Le pronostic du mélanome dépend fortement de son stade au moment du diagnostic. Les mélanomes détectés tôt, soit lorsqu’ils sont encore superficiels, ont un très bon pronostic. Cependant, les mélanomes plus avancés ont des taux de survie bien moindre. Au stade I, les taux de survie sont de 99,6% à cinq ans, alors qu’ils diminuent à 73,9% s’il y a eu propagation aux tissus environnants et à 35,1% en cas de métastases à distance. D’où l’importance de les détecter précocement.

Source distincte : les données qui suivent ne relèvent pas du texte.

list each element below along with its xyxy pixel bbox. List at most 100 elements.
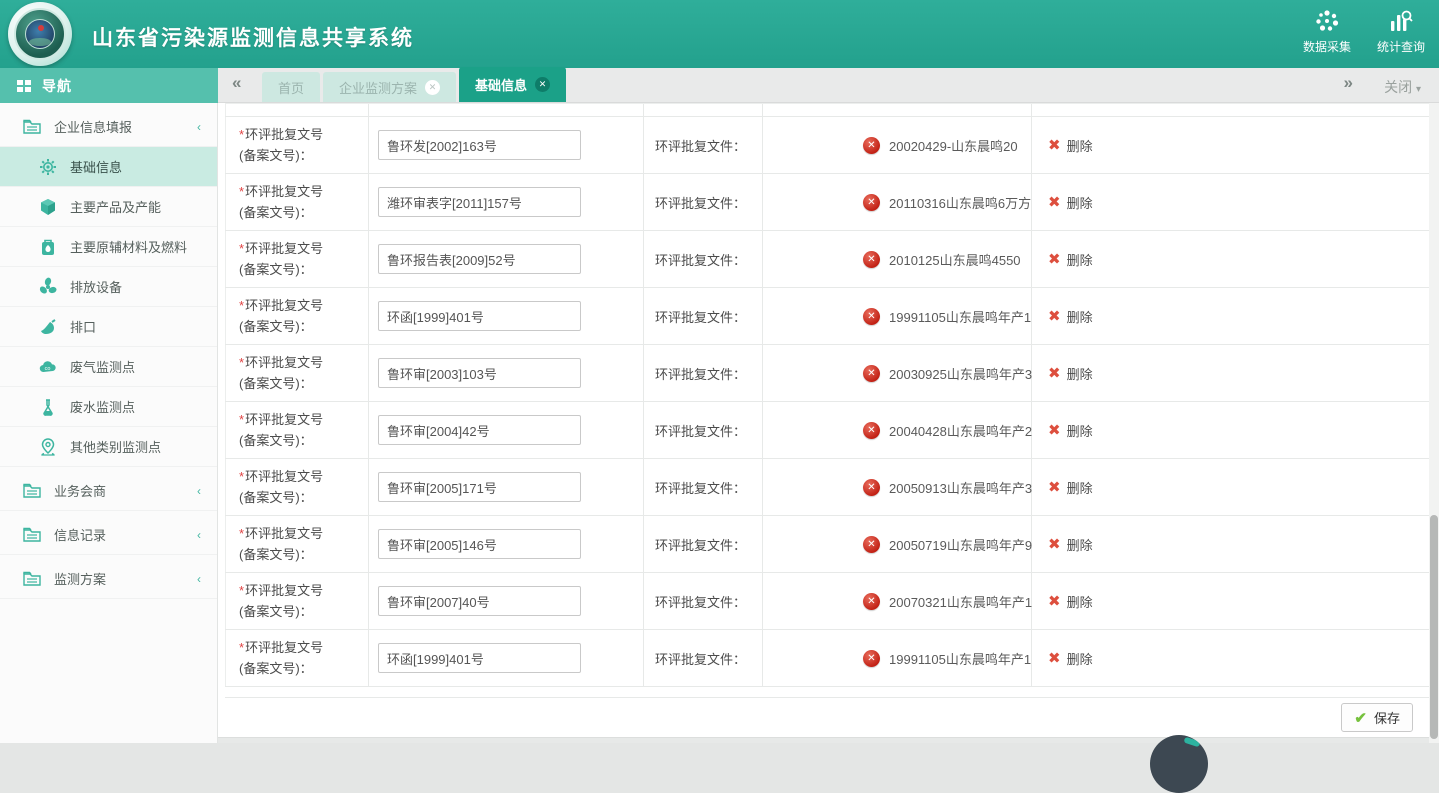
doc-no-input[interactable]	[378, 415, 581, 445]
sidebar-item-10[interactable]: 业务会商‹	[0, 471, 217, 511]
file-label: 环评批复文件：	[655, 649, 746, 668]
file-name[interactable]: 20110316山东晨鸣6万方	[889, 193, 1031, 212]
tab-2[interactable]: 企业监测方案✕	[323, 72, 456, 102]
delete-x-icon: ✖	[1048, 364, 1061, 382]
file-name[interactable]: 20050719山东晨鸣年产9	[889, 535, 1032, 554]
scrollbar-thumb[interactable]	[1430, 515, 1438, 739]
delete-button[interactable]: ✖删除	[1032, 573, 1430, 629]
statistics-query-button[interactable]: 统计查询	[1377, 8, 1425, 55]
tab-3[interactable]: 基础信息✕	[459, 67, 566, 102]
folder-icon	[22, 117, 42, 137]
chevron-left-icon: ‹	[197, 484, 201, 498]
doc-no-input[interactable]	[378, 130, 581, 160]
doc-no-label: *环评批复文号(备案文号)：	[239, 352, 323, 395]
sidebar-item-2[interactable]: 基础信息	[0, 147, 217, 187]
remove-file-icon[interactable]: ✕	[863, 251, 880, 268]
close-menu-dropdown[interactable]: 关闭 ▾	[1384, 77, 1421, 97]
remove-file-icon[interactable]: ✕	[863, 194, 880, 211]
delete-button[interactable]: ✖删除	[1032, 630, 1430, 686]
tab-close-icon[interactable]: ✕	[425, 80, 440, 95]
file-name[interactable]: 20040428山东晨鸣年产2	[889, 421, 1032, 440]
doc-no-input[interactable]	[378, 358, 581, 388]
tab-close-icon[interactable]: ✕	[535, 77, 550, 92]
remove-file-icon[interactable]: ✕	[863, 422, 880, 439]
delete-x-icon: ✖	[1048, 535, 1061, 553]
delete-button[interactable]: ✖删除	[1032, 288, 1430, 344]
doc-no-input[interactable]	[378, 529, 581, 559]
delete-button[interactable]: ✖删除	[1032, 174, 1430, 230]
remove-file-icon[interactable]: ✕	[863, 137, 880, 154]
chevron-left-icon: ‹	[197, 120, 201, 134]
delete-button[interactable]: ✖删除	[1032, 516, 1430, 572]
doc-no-label: *环评批复文号(备案文号)：	[239, 409, 323, 452]
doc-no-input[interactable]	[378, 643, 581, 673]
required-mark: *	[239, 241, 244, 256]
delete-label: 删除	[1067, 250, 1093, 269]
doc-no-input[interactable]	[378, 586, 581, 616]
remove-file-icon[interactable]: ✕	[863, 308, 880, 325]
file-name[interactable]: 2010125山东晨鸣4550	[889, 250, 1021, 269]
vertical-scrollbar[interactable]	[1429, 103, 1439, 743]
tab-scroll-right-icon[interactable]: »	[1344, 73, 1351, 93]
delete-label: 删除	[1067, 307, 1093, 326]
file-name[interactable]: 20020429-山东晨鸣20	[889, 136, 1018, 155]
app-header: 山东省污染源监测信息共享系统 数据采集	[0, 0, 1439, 68]
delete-x-icon: ✖	[1048, 478, 1061, 496]
delete-button[interactable]: ✖删除	[1032, 402, 1430, 458]
tab-1[interactable]: 首页	[262, 72, 320, 102]
file-name[interactable]: 19991105山东晨鸣年产1	[889, 649, 1031, 668]
sidebar-item-12[interactable]: 监测方案‹	[0, 559, 217, 599]
gas-cloud-icon: co	[38, 357, 58, 377]
file-name[interactable]: 19991105山东晨鸣年产1	[889, 307, 1031, 326]
delete-button[interactable]: ✖删除	[1032, 345, 1430, 401]
doc-no-label: *环评批复文号(备案文号)：	[239, 124, 323, 167]
required-mark: *	[239, 355, 244, 370]
delete-button[interactable]: ✖删除	[1032, 231, 1430, 287]
doc-no-input[interactable]	[378, 187, 581, 217]
sidebar-item-9[interactable]: 其他类别监测点	[0, 427, 217, 467]
remove-file-icon[interactable]: ✕	[863, 536, 880, 553]
sidebar-item-8[interactable]: 废水监测点	[0, 387, 217, 427]
delete-button[interactable]: ✖删除	[1032, 117, 1430, 173]
sidebar-item-7[interactable]: co 废气监测点	[0, 347, 217, 387]
stats-search-icon	[1388, 8, 1414, 34]
sidebar-item-label: 企业信息填报	[54, 117, 132, 136]
tab-scroll-left-icon[interactable]: «	[232, 73, 239, 93]
sidebar-item-4[interactable]: 主要原辅材料及燃料	[0, 227, 217, 267]
file-name[interactable]: 20030925山东晨鸣年产3	[889, 364, 1032, 383]
doc-no-label: *环评批复文号(备案文号)：	[239, 580, 323, 623]
bottom-strip	[218, 737, 1439, 743]
doc-no-input[interactable]	[378, 472, 581, 502]
data-collection-button[interactable]: 数据采集	[1303, 8, 1351, 55]
file-label: 环评批复文件：	[655, 478, 746, 497]
sidebar-item-3[interactable]: 主要产品及产能	[0, 187, 217, 227]
location-pin-icon	[38, 437, 58, 457]
required-mark: *	[239, 412, 244, 427]
sidebar-item-5[interactable]: 排放设备	[0, 267, 217, 307]
save-button[interactable]: ✔ 保存	[1341, 703, 1413, 732]
doc-no-input[interactable]	[378, 301, 581, 331]
sidebar-item-11[interactable]: 信息记录‹	[0, 515, 217, 555]
sidebar-item-6[interactable]: 排口	[0, 307, 217, 347]
sidebar-item-label: 废气监测点	[70, 357, 135, 376]
doc-no-label: *环评批复文号(备案文号)：	[239, 181, 323, 224]
remove-file-icon[interactable]: ✕	[863, 650, 880, 667]
remove-file-icon[interactable]: ✕	[863, 593, 880, 610]
doc-no-input[interactable]	[378, 244, 581, 274]
file-label: 环评批复文件：	[655, 364, 746, 383]
file-name[interactable]: 20050913山东晨鸣年产3	[889, 478, 1032, 497]
nav-title: 导航	[42, 76, 72, 96]
floating-widget[interactable]	[1150, 735, 1208, 793]
delete-button[interactable]: ✖删除	[1032, 459, 1430, 515]
file-name[interactable]: 20070321山东晨鸣年产1	[889, 592, 1032, 611]
chevron-down-icon: ▾	[1416, 84, 1421, 95]
header-actions: 数据采集 统计查询	[1303, 8, 1425, 55]
delete-x-icon: ✖	[1048, 649, 1061, 667]
file-label: 环评批复文件：	[655, 250, 746, 269]
folder-icon	[22, 481, 42, 501]
remove-file-icon[interactable]: ✕	[863, 365, 880, 382]
logo-wreath-ring	[14, 8, 66, 60]
remove-file-icon[interactable]: ✕	[863, 479, 880, 496]
tab-label: 首页	[278, 78, 304, 97]
sidebar-item-1[interactable]: 企业信息填报 ‹	[0, 107, 217, 147]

Le traitement du mélanome est principalement chirurgical à des stades précoces. Dans certains cas plus avancés, une dissection des ganglions lymphatiques sera pratiquée. Il n’y a pas si longtemps, les mélanomes invasifs connaissaient une fin tragique.
Récemment, le paysage thérapeutique du mélanome avancé ou métastatique a grandement évolué grâce à l’apport de l’immunothérapie et de la thérapie ciblée. La radiothérapie adjuvante est encore utilisée pour traiter le mélanome qui s’est propagé au cerveau ou à d’autres zones afin de soulager les symptômes. La chimiothérapie s’est avérée peu efficace. Des vaccins thérapeutiques sont en phase de recherche.
Prévenir le mélanome demeure la meilleure forme de guérison.
Conseils clés pour prévenir un mélanome
1. Éviction solaire. Cherchez l’ombre et minimisez les activités extérieures entre 10h et 16h lorsque les rayons UV sont à leur plus fort.
2. Application d’une crème solaire à large spectre avec un indice de protection FPS supérieur à 30 toutes les deux heures (même si vous êtes à l’ombre) et après une baignade.
3. Port de vêtements de protection à manches longues, pantalons longs et chapeau à larges bords, lunettes de soleil bloquant les UV. Privilégiez des vêtements avec un facteur de protection ultraviolet (FPU).
4. Abolition de l’usage des cabines de bronzage.
5. Éducation sur les médicaments photosensibilisants (tétracycline, ibuprofène, diurétiques, certains antidépresseurs, amiodarone, isotrétinoïne, etc.).
6. Autoexamens réguliers de la peau. Demandez de l’aide pour vérifier les zones difficiles à voir ou utilisez un miroir.
7. Consultation d’un professionnel de la santé (médecin de famille ou dermatologue) si vous avez une lésion suspecte et surtout si vous avez des antécédents familiaux de cancer de la peau ou d’autres facteurs de risque.
8. Alimentation saine avec une diète riche en antioxydants pour améliorer la performance de votre système immunitaire.
En intégrant ces stratégies dans votre routine quotidienne, vous pouvez réduire énormément votre risque de développer un mélanome. N’oubliez pas que le dépistage systématique des signes du mélanome et l’importance d’un traitement précoce sont cruciaux pour réduire les taux de mortalité. Les beaux jours ne sont pas terminés, soyez prudents et bonne rentrée!